Dont acte : Battles marche désormais à l’économie. La musique du trio reste fondée sur des principes identiques aux quelques axiomes originaires : un groove très marqué, monorythmique et puissant, assuré par John Stanier, autour duquel gravitent des boucles conçues avec un ordinateur, un synthé, deux guitares et une volée de pédales d’effets. En dix ans, la musique de Battles présente toujours le même air de famille qu’à ses débuts, mais l’évolution s’est jouée dans les détails. Peu à peu, le groupe a quitté les sphères du math-rock pour produire une techno mutante, organique et électrique. On a beau retrouver cette dimension foraine qui s’invite parfois au détour d’une mélodie, ces petites ritournelles entêtantes construites comme des guirlandes de sons débiles au synthé, cette dimension crypto-kawai, tous ces petits ornements qui, en somme, rendent la musique du trio étonnamment accueillante, il n’en fait de plus en plus qu’à sa tête, obsédé qu’il est par la boucle et le rythme. Mais comme Williams nous l’expliquait, la généalogie de cette méthode n’a rien d’univoque ou de simple : « Terry Riley et Steve Reich étaient eux-mêmes influencés par d’autres musiques répétitives, primitives, africaines, par exemple. Ce sont des pulsations. Nous travaillons à partir de boucles et cela produit les mêmes effets, mais ce sont des éléments musicaux universels et nous ne nous inscrivons pas consciemment dans une filiation de type « post-minimaliste ». On connaît toutes ces références, y compris la techno, qui utilisent la répétition. Cela vient-il de Steve Reich, comme certains le soutiennent? Je n’en suis pas si sûr. » Effectivement, les musiques répétitives qu’on entend au travers de celle de Battles viennent toutes d’horizons très différents, des polyrythmies africaines aux progressions techno, développant, grâce à la multiplication de boucles, de strates, des micro-mélodies, des harmonies très subtiles qui circulent dans des fréquences très fines, de manière aussi cérébrale que physique. Ce que La Di Da Di apporte à la musique du trio, c’est une cohérence qui lui faisait parfois défaut et sans laquelle il perdait en force d’impact.

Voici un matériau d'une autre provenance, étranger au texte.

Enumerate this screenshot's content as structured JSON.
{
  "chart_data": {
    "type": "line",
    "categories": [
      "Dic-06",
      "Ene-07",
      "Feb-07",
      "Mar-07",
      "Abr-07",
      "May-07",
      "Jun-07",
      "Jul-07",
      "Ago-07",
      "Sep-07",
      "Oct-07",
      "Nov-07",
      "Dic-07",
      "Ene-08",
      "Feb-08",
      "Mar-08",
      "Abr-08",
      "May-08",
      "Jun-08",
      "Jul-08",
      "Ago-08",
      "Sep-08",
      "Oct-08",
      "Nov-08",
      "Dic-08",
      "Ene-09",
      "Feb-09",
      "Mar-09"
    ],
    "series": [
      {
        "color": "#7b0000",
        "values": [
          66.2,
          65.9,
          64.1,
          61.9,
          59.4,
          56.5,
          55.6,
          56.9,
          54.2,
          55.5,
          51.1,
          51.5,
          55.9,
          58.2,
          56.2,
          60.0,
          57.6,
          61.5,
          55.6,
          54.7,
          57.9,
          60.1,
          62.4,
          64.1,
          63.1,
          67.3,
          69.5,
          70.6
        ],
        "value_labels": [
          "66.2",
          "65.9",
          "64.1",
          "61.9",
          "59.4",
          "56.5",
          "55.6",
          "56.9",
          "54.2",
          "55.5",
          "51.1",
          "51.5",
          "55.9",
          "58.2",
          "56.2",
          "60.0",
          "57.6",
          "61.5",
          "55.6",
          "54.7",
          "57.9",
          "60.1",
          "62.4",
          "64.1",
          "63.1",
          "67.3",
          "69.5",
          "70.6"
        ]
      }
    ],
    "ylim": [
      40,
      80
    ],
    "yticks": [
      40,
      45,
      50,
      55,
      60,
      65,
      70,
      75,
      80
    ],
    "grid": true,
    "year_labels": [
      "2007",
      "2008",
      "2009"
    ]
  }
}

Tout est resserré dans La Di Da Di, tout obéit à un double principe de plaisir, où la jouissance un peu autiste des trois membres du groupe rencontrait miraculeusement la jouissance festive des auditeurs qui viennent danser à leurs concerts. Là se trouve peut-être la vraie évolution, dont Stanier semble avoir conscience, à rebours des « gear-heads » et autres geeks du plugin et de la pédale d’effets qui forment depuis longtemps le gros de leur fandom : « Je préfère voir les gens danser et avoir du bon temps en écoutant notre musique, même si elle est compliquée, je préfère qu’ils se la représentent d’une manière plus « digeste » plutôt qu’ils cherchent à savoir quelles notes joue quel instrument. Mais il faut toujours que cela soit excitant pour nous. » Cet art du moyen terme, parfaitement au point ici, ménage tout de même quelques échappées surprenantes. On n’en dévoilerait qu’une : cette guitare surf nimbée de wah wah qui s’invite à la toute fin de l’album, comme si le trio était devenu, le temps d’une boucle qui s’étire et s’étire, le backing band glamour et nerd de Mac DeMarco.